1976年、大阪生まれ。早大卒。「虎がにじんだ夕暮れ」などの小説を執筆する他、プロ野球ファンが高じて「粘着!プロ野球むしかえしニュース」などの野球関連本も多数上梓。各種スポーツ番組のコメンテーターとしても活躍中。

「え、あれが入るの?」阪神・佐藤輝明に感じたロマンを思い出した左翼への一発

公開日: 更新日:

 先週土曜(7月30日)のヤクルト戦で阪神佐藤輝明が放った第16号ホームランには胸が躍った。
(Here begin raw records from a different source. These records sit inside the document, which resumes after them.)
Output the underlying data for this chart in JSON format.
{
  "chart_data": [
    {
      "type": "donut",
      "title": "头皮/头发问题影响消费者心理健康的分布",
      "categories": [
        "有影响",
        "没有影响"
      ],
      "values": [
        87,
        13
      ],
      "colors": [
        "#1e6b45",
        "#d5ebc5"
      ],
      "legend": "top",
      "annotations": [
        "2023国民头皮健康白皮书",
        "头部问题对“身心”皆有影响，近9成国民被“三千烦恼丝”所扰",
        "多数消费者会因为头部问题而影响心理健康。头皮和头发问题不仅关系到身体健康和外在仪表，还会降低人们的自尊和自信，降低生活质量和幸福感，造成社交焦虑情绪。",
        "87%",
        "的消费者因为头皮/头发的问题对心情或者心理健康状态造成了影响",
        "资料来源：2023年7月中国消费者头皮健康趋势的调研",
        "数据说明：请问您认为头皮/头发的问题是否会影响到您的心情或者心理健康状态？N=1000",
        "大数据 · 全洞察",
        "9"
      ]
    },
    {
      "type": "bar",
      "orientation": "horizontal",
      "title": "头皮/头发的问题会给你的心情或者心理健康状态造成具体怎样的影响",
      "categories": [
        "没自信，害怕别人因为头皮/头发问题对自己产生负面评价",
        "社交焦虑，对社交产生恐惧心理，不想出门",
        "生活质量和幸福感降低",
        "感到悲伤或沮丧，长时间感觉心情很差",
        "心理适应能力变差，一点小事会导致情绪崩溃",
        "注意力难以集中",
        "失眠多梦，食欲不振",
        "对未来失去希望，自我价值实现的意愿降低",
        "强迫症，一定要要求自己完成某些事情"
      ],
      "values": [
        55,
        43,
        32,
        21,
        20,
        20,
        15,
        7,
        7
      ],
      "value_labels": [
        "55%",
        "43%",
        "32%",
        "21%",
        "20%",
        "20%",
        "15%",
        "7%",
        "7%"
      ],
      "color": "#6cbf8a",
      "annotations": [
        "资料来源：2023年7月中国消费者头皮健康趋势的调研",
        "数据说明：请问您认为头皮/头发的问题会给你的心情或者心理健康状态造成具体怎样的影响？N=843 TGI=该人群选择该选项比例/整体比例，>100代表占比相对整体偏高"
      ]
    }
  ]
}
打った瞬間はレフトライナーかと思うような低い弾道がぐんぐん伸びて甲子園の左翼席に着弾。

「え、あれが入るの?」と思わず目を丸くしてしまった。

 右翼席や右中間の奥深くに飛び込む目が覚めるような大ホームランも痛快だが、佐藤の一番の魅力はこれだと思う。大山悠輔のホームランは白球を豪快に引っ張り上げて、打った瞬間それとわかるような美しいアーチを描くことがほとんどであるのに対して、佐藤はしばしばこういう驚弾を放つことがある。今年4月9日の広島戦で放った第2号ホームランも、逆方向への低いライナーが甲子園のレフトポール際に飛び込んだものだ。

 左打者の逆方向ホームランといえば往年のミスタータイガース・掛布雅之の名言「左に引っ張る」を思い出すが、佐藤のそれは掛布よりもはるかに軽打しているように見える。左に引っ張ったのではなく、左に合わせた打球がスタンドに入っちゃったという感じだ。

 思えば昨年のルーキーイヤー、私が佐藤の出現にとてつもないロマンを感じたのは(佐藤のことを怪物だと確信したのは)、オープン戦でのことだった。12試合に出場し、打率3割2厘、6本塁打、9打点と新人離れした好成績を残したことは周知の通りだが、個人的にもっとも衝撃的だったのは6本塁打のうち4本が左方向だったことだ。このころの佐藤は先述した「え、あれが入るのか?」といったホームランをよく打った。軽いスイングで逆方向に合わせたような低い打球があれよあれよという間に左翼席に飛び込むのだ。